Fueled by funding from the Edmund and Norma Rushton Endowment, the inaugural course took place in fall 2023 with the first issue published in February 2024. The endowment fund was created by Janice Rushton Harvey and her siblings to honor their parents in a way that promotes liberal arts education, offers real world experience and creates community among students.

The Rushton Journal welcomes submissions of scholarly work from Wayne State undergraduate students in the humanities and related fields. Under the guidance of faculty advisor Joe Torok, students worked together throughout the process from selecting submissions and working with authors to proofreading typeset pages, and gained experience that extends beyond publishing.

"Students on the editorial board went through this process of determining with other people, 'what matters to us, how should we set standards for that and how do we carefully hold ourselves to those standards?' Those are valuable, transferable skills in any profession," Torok said.

Opportunities to promote interdisciplinary undergraduate research and scholarship were exactly what the Rushton family hoped for when they established the Edmund and Norma Rushton endowment in 2000. "That this happens in a collaborative setting that prepares students for careers in writing and publishing is an added bonus," Harvey said.

The Rushton family intended for the endowment to adapt to evolving student needs, and it has supported humanities at Wayne State in various ways including annual conferences on campus for undergraduate students engaged in liberal arts research. When students in the Department of English sought experience in publishing, faculty conceived the idea for a student-led journal that honors the Rushton family's commitment to education and writing.

Ed and Norma Rushton
Norma and Ed Rushton

Edmund Rushton '50, M.A. '73 had a long career in advertising and his wife Norma G. Rushton '81 completed her education three decades after starting it in 1950. The couple raised six children and were longtime respected members of Detroit's advocacy community, working to improve health care and social services in the city. But it was education that they believed was the key to a prosperous future.
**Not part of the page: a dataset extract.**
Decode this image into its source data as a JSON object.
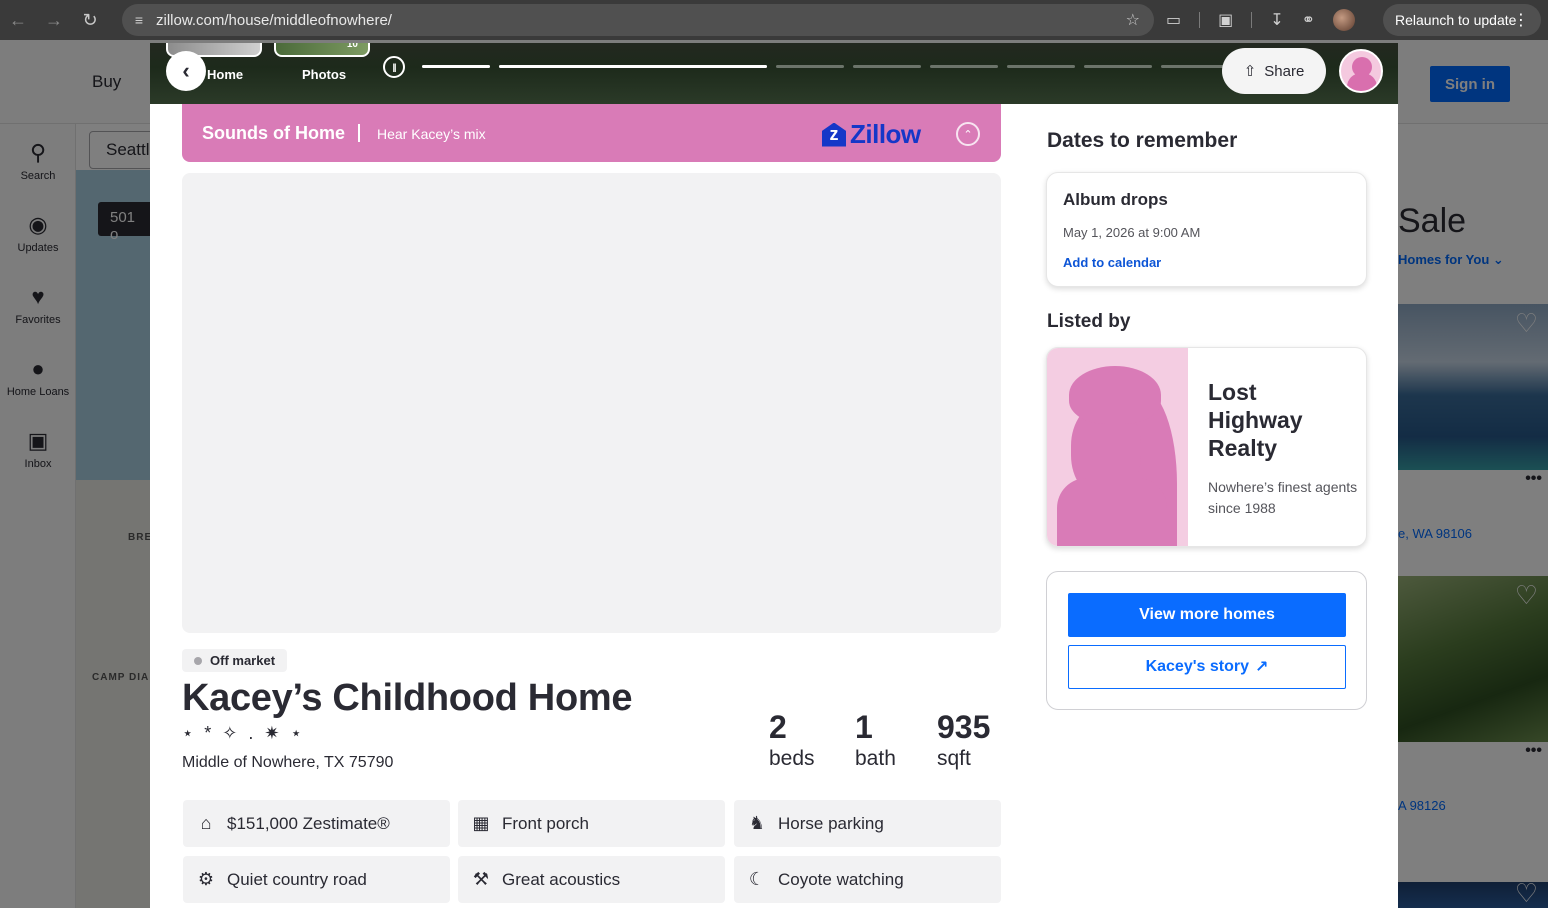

"My dad had two degrees from Wayne State, my mother had one, and I wanted to do something to honor their devotion to education," said Harvey. "None of us six kids graduated with any debt because my parents made it a priority to get everybody to college. The journal is very exciting because all six of us wrote for a living in some way or another."

More than a class

The class that creates the journal, which is called Publishing Practicum, offers students the opportunity to learn aspects of the publishing process that aligns with their specific interests. And students may take the class up to three times to focus on different aspects of the process and further their knowledge and preparation.

Katie Wensink '23, earned a bachelor's in fashion merchandising at Wayne State but enrolled in the course while pursuing an M.A. in English to gain skills that could help her launch a career in fashion writing.

"I want to be a writer or editor for a major fashion publication like Vogue or Harper's Bazaar," said Wensink. "So the chance to work as an editor and be involved in the publishing process was fascinating."

Ashley Joranstad, a senior majoring in English who hopes to attend law school and eventually practice copyright law, said, "As opposed to other classes that can be more theoretical, this experience helped me to learn skills I can actually bring with me and talk about in a job interview."

Rushton JournalThe class exemplifies Wayne State's College to Career initiative, which seeks to provide every student with experiential learning opportunities that allow them to encounter the world, gain deeper insights and new perspectives, and prepare for prosperous careers.

And for the Rushton family, the journal is a tangible tribute to their parents who valued working together, shared learning experiences and the benefits of a liberal arts education.

"Education opens you to new perspectives," said Harvey. "Education makes you more tolerant and encourages you to exercise critical thinking. I'm excited for students to have that opportunity with the journal and to have their finished product-something they can hold in their hands."

The Rushton Journal of Undergraduate Humanities will be printed annually and made available online after the fall course of ENG 5685.